極楽蝶華
険悪密室ドライブ
「えっと、ヨリさん……でいいですか?
俺、椎名誠っていいます。好きに呼んでください。」
「俺は榊潤言います。よろしゅうヨリさん。」
「鈴峰彰です。
……えっと、お店までよろしくお願いします。」
「そんなかしこまんなくていいよー。みんなユウさんと同い年?
あ、俺は水野亮介……って言うけど、そう呼ぶヤツ誰もいないから、ヨリで。」
「あ、はい。俺ら3人は悠紀仁と同じクラスなんですよ。……やっぱそのあだ名って敦さんですか?」
「うん、本名にカスリもしない何も関係ないこんなあだ名付けるの敦しかいないよ。
でももっとひっどい名前付けられちゃったヤツもいるんだよ?これが。」
「あ、それ噂の鼻毛さんすか?」
「あれ、知ってたの?敦から聞いた?
つーかこれマジでないっしょ、鼻毛とか、それが定着しちゃったのが一番ねーよって思うけどw」
「さっき敦さんもゆきやんも獅子緒先輩も、全員鼻毛さんの本名覚えてへんの、あれマジびっくりしましたw
当人にとっちゃえらい大事件やけど、もう聞くだけだと笑い話ですもんw」
黒いクーペに続いて発進したRXの車内では、初対面の人間の車に乗っているのにも関わらず和気あいあいとした空気になっていた。

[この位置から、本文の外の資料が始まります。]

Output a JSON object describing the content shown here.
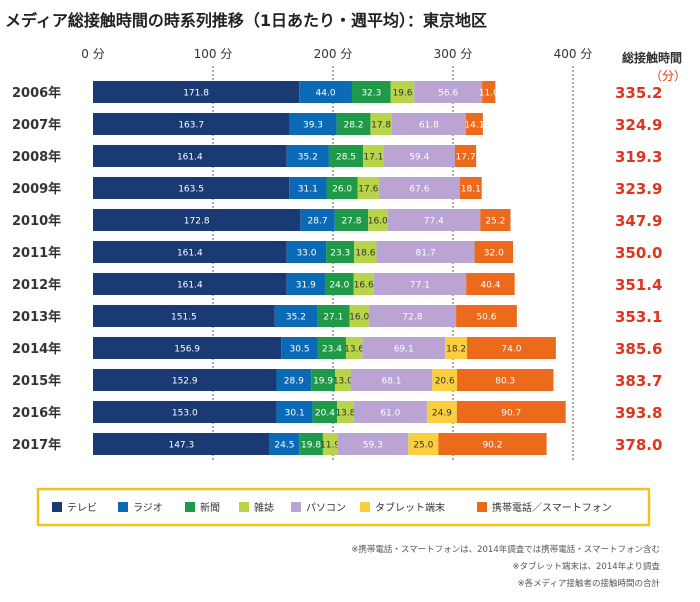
{
  "chart_data": {
    "type": "bar",
    "orientation": "horizontal",
    "stacked": true,
    "title": "メディア総接触時間の時系列推移（1日あたり・週平均）：東京地区",
    "x_ticks": [
      "0 分",
      "100 分",
      "200 分",
      "300 分",
      "400 分"
    ],
    "xlim": [
      0,
      400
    ],
    "categories": [
      "2006年",
      "2007年",
      "2008年",
      "2009年",
      "2010年",
      "2011年",
      "2012年",
      "2013年",
      "2014年",
      "2015年",
      "2016年",
      "2017年"
    ],
    "series": [
      {
        "name": "テレビ",
        "color": "#1a3a73",
        "values": [
          171.8,
          163.7,
          161.4,
          163.5,
          172.8,
          161.4,
          161.4,
          151.5,
          156.9,
          152.9,
          153.0,
          147.3
        ]
      },
      {
        "name": "ラジオ",
        "color": "#0a6ab5",
        "values": [
          44.0,
          39.3,
          35.2,
          31.1,
          28.7,
          33.0,
          31.9,
          35.2,
          30.5,
          28.9,
          30.1,
          24.5
        ]
      },
      {
        "name": "新聞",
        "color": "#1f9a48",
        "values": [
          32.3,
          28.2,
          28.5,
          26.0,
          27.8,
          23.3,
          24.0,
          27.1,
          23.4,
          19.9,
          20.4,
          19.8
        ]
      },
      {
        "name": "雑誌",
        "color": "#b7d44a",
        "values": [
          19.6,
          17.8,
          17.1,
          17.6,
          16.0,
          18.6,
          16.6,
          16.0,
          13.6,
          13.0,
          13.8,
          11.9
        ]
      },
      {
        "name": "パソコン",
        "color": "#b9a4d4",
        "values": [
          56.6,
          61.8,
          59.4,
          67.6,
          77.4,
          81.7,
          77.1,
          72.8,
          69.1,
          68.1,
          61.0,
          59.3
        ]
      },
      {
        "name": "タブレット端末",
        "color": "#f9cf3f",
        "values": [
          null,
          null,
          null,
          null,
          null,
          null,
          null,
          null,
          18.2,
          20.6,
          24.9,
          25.0
        ]
      },
      {
        "name": "携帯電話／スマートフォン",
        "color": "#ec6a1c",
        "values": [
          11.0,
          14.1,
          17.7,
          18.1,
          25.2,
          32.0,
          40.4,
          50.6,
          74.0,
          80.3,
          90.7,
          90.2
        ]
      }
    ],
    "totals_header": "総接触時間",
    "totals_unit": "（分）",
    "totals": [
      "335.2",
      "324.9",
      "319.3",
      "323.9",
      "347.9",
      "350.0",
      "351.4",
      "353.1",
      "385.6",
      "383.7",
      "393.8",
      "378.0"
    ],
    "legend_position": "bottom",
    "grid": "dashed vertical at 100-minute intervals",
    "notes": [
      "※携帯電話・スマートフォンは、2014年調査では携帯電話・スマートフォン含む",
      "※タブレット端末は、2014年より調査",
      "※各メディア接触者の接触時間の合計"
    ]
  }
}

ワゴンの横に立った「カズ」と呼ばれた青年が半分涙目になって何かを叫んでいる
その様子はRXのバックミラーに映り込んで、誰も見ないまま小さくなっていった。
「うわぁぁぁぁっ!!
あっちゃんのばかぁぁぁあっ!!裏切り者!一人だけ逃げた!ひどいっ……ばかぁっ!ばかばかばかぁ……」
「カズ、恨みごと言うのあっち行ってからにしろよ。車の免許持ってんのお前だけなんだから、早くしてくれ。」
ものすごく恨みがましい叫びをぶつけたものの、
角を曲がった2台が帰ってくるはずもなく。
圭介が「カズ」と呼んだ青年は肩を小さくびくつかせて涙目で振り向いた。
「さっさと出発する……のは賛成だけどさぁ〜
何であの中から友好的な子が全員抜けちゃってんだよぉ〜 ……総長なしでライと一緒とかただの罰ゲームじゃん……しかもLapis lazuliのシュンまでいるし……」
半泣きのまま運転席に乗り込み、すこぶる楽しくないメンツでのドライブに更に表情を曇らせながらエンジンをかけた。